Professor are not at fault but it seems that society has shaped the way that learning is accepted and it took me a while to notice this pattern. It wasn’t until I walked into a Sustainability Studies class where I was encouraged to talk and engage with the professor. To be honest, it felt weird, this teaching style was not what I was used to. This class made me realize how terrible my learning experience had been and the fact that I had bared with it for so long made me furious. Although I understand that I am in college and that I should put time aside to get to know my professors, when one has professors who lecture for an hour straight and allow for no questions or comments, it can be a hassle.
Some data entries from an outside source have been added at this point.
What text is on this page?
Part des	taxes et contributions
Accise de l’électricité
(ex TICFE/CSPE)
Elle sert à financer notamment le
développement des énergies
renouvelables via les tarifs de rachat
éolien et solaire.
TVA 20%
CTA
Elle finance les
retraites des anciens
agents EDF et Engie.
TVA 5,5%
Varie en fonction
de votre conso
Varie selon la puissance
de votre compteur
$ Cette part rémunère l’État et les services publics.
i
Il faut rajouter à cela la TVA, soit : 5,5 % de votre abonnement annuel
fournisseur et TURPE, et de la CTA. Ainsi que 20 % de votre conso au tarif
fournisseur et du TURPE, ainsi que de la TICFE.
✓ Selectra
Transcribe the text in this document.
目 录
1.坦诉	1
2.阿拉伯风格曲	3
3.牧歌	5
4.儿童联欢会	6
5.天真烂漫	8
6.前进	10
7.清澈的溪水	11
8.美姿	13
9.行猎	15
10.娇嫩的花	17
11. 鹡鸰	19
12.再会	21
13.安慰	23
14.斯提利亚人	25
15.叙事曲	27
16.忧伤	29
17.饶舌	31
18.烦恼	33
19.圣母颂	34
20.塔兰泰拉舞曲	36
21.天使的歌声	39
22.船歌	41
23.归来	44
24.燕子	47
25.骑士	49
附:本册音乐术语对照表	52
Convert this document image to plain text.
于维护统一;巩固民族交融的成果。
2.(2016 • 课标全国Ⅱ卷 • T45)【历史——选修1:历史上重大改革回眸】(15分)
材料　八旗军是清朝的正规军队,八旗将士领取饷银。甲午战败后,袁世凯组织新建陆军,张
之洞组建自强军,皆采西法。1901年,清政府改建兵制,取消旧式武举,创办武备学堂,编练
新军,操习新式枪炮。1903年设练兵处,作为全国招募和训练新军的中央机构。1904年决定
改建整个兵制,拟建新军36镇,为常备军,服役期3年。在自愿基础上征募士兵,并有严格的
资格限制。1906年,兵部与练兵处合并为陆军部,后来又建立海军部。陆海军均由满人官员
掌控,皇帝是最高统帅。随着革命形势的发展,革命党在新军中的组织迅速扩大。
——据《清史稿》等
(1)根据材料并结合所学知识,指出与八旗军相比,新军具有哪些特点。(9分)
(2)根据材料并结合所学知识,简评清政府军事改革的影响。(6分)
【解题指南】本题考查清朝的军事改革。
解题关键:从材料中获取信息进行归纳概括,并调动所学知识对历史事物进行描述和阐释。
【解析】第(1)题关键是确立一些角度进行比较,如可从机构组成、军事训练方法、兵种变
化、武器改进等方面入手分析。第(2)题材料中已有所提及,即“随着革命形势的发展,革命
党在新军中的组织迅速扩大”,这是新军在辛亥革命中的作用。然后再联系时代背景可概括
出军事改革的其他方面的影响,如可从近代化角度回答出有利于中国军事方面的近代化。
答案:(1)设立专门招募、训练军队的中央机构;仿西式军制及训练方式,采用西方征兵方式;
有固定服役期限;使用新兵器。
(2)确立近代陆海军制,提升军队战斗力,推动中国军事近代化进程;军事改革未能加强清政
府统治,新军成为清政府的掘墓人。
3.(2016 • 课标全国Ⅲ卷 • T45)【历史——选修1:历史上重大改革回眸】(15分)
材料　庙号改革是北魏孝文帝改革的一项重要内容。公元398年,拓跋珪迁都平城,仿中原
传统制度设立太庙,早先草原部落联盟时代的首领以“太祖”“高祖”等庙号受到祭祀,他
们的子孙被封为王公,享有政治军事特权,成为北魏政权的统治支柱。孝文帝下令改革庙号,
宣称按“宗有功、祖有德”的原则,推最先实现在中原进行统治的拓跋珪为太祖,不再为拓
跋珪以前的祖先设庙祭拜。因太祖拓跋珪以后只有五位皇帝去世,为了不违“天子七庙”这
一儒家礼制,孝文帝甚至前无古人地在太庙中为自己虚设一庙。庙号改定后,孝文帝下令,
Even when students speak up or express their comments students often receive a very monotone and unwillingly answer. As I look around, the bodies in the room are not really there. They are all carelessly sitting in a chair waiting for a clicker question to appear since it seems to be that attendance can only be measured this way. Professors should instead value, experiences, comments, so that in this way students are more engaged with lecture. The sad truth is that guidelines are always in place specifically at a university with ten week sessions, its been constructed that the right thing to do is place the body where it needs to be placed. In a conversation between Bell Hooks and an interviewer in “Building a Teaching Community,” Bell Hooks points out that “pleasure in the classroom is feared. If there is laugher, a reciprocal exchange may be taking place” and that is seen as a result that students are not learning. In reality though, it shows that students are engaged and actively participating hence learning is taking place.

Teaching styles at many Universities today are a sad reality. Schools are constantly bragging about their great achievements, small classroom settings, and diversity around campus. What is not brought up is the the way that students are taught. With only ten weeks for professors to teach it seems that student have accepted the only teaching style offered.